Für den schnellen Überblick und ein einfaches „Drill-down“ zu den Details eines Application-Delivery-Prozesses sorgen die aus dem Business-Intelligence-Umfeld bekannten Dashboards. Grafisch aufbereitet und mit intuitiv erfassbaren Signalen wie Ampeln, Tachometern oder Thermometerskalen visualisiert, lassen sich selbst komplexeste Projekte schnell erfassen. Je nach Rolle des Benutzers im Prozess kann das Dashboard verschiedene Darstellungen enthalten und die Kennzahlen aus unterschiedlichen Perspektiven beleuchten. So sehen Softwareentwickler auf ihrem Dashboard zum Beispiel die Performance- und Qualitätssicherungsdaten der Module, für die sie zuständig sind. Der IT-Projektleiter bekommt eine Zusammenfassung zu sehen, kann aber im Bedarfsfall jedes Projektmodul einzeln aufrufen und bei Problemen auf Ursachensuche gehen. Die Fachseite wiederum wird mit einem Überblick über den Projektstatus versorgt, der Soll und Ist im Zeitplan abträgt und den Beitrag bereits finalisierter Applikationsteile auf die Unternehmensperformance illustriert. Allen Dashboard-Perspektiven ist gemeinsam, dass sie auf eine einheitliche, durch die Application-Delivery-Management-Lösung konsolidierte Informationsbasis zugreifen.

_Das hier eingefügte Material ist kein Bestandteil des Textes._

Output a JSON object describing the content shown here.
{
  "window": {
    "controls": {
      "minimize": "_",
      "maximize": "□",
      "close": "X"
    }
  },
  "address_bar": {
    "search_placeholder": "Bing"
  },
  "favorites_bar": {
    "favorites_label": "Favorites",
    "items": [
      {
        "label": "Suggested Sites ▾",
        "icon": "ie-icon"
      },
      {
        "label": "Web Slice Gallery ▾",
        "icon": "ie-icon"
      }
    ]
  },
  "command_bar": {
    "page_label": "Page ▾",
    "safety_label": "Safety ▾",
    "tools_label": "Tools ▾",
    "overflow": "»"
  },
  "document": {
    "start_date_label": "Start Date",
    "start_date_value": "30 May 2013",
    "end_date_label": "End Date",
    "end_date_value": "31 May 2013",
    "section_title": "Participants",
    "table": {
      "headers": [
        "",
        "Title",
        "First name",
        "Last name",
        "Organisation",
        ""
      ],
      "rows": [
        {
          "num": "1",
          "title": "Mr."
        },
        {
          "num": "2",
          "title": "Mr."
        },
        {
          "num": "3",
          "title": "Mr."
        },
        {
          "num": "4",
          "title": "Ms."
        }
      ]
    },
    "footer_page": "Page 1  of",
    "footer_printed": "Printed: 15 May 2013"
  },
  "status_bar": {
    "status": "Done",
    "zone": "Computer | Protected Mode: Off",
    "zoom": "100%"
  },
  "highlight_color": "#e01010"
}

Best Practices zeigen den Weg

Viele Jahrzehnte Mühen mit Softwareentwicklungsprojekten haben doch ein Gutes. Es gibt viele Fehler, die schon einmal gemacht wurden und zu deren Vermeidung Beratungsfirmen wie Softwarehersteller optimale Vorgehensweisen entwickelt haben. Diese neudeutsch Best Practices genannten Regeln der guten Projektführung können genauso formalisiert werden wie die Ziele und Erfolgsparameter eines laufenden Vorhabens. Damit eignen sie sich als Orientierung und Prüfstein für den Fortschritt eines Application-Delivery-Prozesses.

Durch so genanntes „Mapping“ werden die Idealparameter der Best Practices den Ist-Werten des Projekts zugeordnet. Der direkte Vergleich, abgebildet im Dashboard, hilft bei der Bestimmung des Status der Application Delivery. Durch eingehende Analyse lassen sich Problembereiche detailliert herausfiltern und Strategien zur Lösung entwickeln.

IT-Verantwortliche profitieren von Best Practices in mehrerer Hinsicht. Sie gewinnen für sich und ihr Team die Sicherheit, dass ihre Anstrengungen in die gewünschte Richtung gehen und wesentliche Parameter der Qualitäts- und Performancesicherung gleichsam in den Entwicklungsprozess eingebaut sind. Alle drei Bereiche, Entwicklung, Qualitätssicherung und Performanceüberwachung, verwenden die gleichen Kennzahlen, sprechen vom gleichen Problem und arbeiten als echtes Team an der gleichen Lösung dafür. Diese Transparenz trägt wesentlich zur besseren Teamkommunikation und zu zielgerichteter Zusammenarbeit bei.

Im Gespräch mit der Fachseite wiederum können die IT-Experten durch den Abgleich mit Best Practices leichter für einen bestimmten Lösungsweg argumentieren. Schließlich haben sie direkten Einblick in die businessseitigen Auswirkungen des Projekts und können den Anwendern so besser vermitteln, weshalb der vorgeschlagene Weg dem Geschäftsziel dient. So lassen sich Widerstände auf der Fachseite schneller ausräumen und die IT als Beraterin im eigenen Haus etablieren.

Fazit

Der Erfolg komplexer Entwicklungsprojekte steht und fällt mit der richtigen Basis für konstruktive Kommunikation zwischen IT und Business. Application Delivery Management, die integrierte Steuerung von Anforderungsmanagement, Softwareentwicklung, Qualitätssicherung und Performancemessung mithilfe automatisiert erfasster Kennzahlen bringt die dazu nötige Transparenz. Die Disziplin ist noch jung und wird vielerorts erst in Teilen praktiziert. Doch darin liegt auch eine große Chance für Beratungshäuser und Service-Provider. Sie können sich als Partner von Fachabteilungen, Management und IT-Leitern unentbehrlich machen, indem sie ihre jahrelange Projekterfahrung in Best Practices formalisieren und über ADM-Lösungen für jedermann verfügbar machen.